É “o rio da água viva” do Espírito Santo que brota do ventre de Jesus, do seu lado traspassado pela lança (cf. Jo 19, 36), e que lava e fecunda a Igreja, mística esposa representada por Maria, nova Eva, aos pés da Cruz.
O Espírito Santo brota do ventre de misericórdia de Jesus Ressuscitado, preenche o nosso ventre de uma “boa medida, cheia, recalcada e transbordante” (cf. Lc 6, 38) e transforma-nos em Igreja-ventre de misericórdia, isto é, em uma “mãe de coração aberto” para todos!
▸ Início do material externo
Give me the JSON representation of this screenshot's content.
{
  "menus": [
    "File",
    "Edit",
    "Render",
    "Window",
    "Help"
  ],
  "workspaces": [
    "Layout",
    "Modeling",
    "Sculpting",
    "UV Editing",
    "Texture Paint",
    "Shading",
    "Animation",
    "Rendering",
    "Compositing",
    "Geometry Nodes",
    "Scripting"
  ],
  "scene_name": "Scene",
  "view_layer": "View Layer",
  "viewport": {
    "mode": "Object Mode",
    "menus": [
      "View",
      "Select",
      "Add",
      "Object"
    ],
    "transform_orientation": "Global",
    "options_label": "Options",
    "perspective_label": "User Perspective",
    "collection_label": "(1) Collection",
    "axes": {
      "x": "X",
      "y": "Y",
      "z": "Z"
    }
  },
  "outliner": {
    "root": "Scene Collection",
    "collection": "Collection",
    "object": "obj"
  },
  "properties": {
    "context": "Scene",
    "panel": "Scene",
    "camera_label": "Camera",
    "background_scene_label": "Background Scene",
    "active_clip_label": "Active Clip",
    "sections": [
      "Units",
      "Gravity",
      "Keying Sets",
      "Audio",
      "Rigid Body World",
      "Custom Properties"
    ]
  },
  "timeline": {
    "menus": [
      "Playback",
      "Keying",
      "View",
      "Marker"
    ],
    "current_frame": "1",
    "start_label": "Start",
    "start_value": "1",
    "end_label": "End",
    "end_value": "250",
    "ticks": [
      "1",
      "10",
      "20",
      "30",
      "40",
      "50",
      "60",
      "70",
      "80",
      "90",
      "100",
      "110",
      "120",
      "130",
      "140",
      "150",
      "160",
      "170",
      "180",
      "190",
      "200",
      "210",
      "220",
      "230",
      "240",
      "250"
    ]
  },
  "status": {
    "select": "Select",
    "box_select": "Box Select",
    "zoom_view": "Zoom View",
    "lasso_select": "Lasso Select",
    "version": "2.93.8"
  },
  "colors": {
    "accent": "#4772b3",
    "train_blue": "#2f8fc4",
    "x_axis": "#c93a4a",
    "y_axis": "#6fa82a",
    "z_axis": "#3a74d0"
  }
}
Como gostaria que as pessoas que moram em Roma reconhecessem a Igreja, nos reconhecessem por este “a mais” de misericórdia – nõa por outras coisas – por este “a mais” de humanidade e de ternura, do qual existe tanta necessidade! Se sentiriam como em casa, a “casa materna”, onde se é sempre bem-vindos e onde se pode sempre retornar. Se sentiriam sempre acolhidas, ouvidas, bem interpretadas, ajudadas a dar um passo em frente na direção do reino de Deus … Como uma mãe sabe fazer, mesmo com seus filhos já crescidos.
Este pensamento à maternidade da Igreja me faz recordar que, há 75 anos, em 11 de junho de 1944, o Papa Pio XII realizou um ato especial de agradecimento e súplica à Virgem, pela proteção da cidade de Roma. Ele fez isso na Igreja de Santo Inácio, para onde havia sido levada a venerada imagem de Nossa Senhora do Divino Amor.
O Amor Divino é o Espírito Santo, que brota do Coração de Cristo. É ele a “rocha espiritual” que acompanha o povo de Deus no deserto, para que sendo alcançado pela água viva, possa estar saciado ao longo do caminho. Na sarça que não se consome, imagem da Virgem Maria e da Mãe, está o Cristo ressuscitado que nos fala, nos comunica o fogo do Espírito Santo, nos convida a descer em meio ao povo para ouvir o grito, nos envia para abrir a passagem a caminhos de liberdade que levam a terras prometidas por Deus.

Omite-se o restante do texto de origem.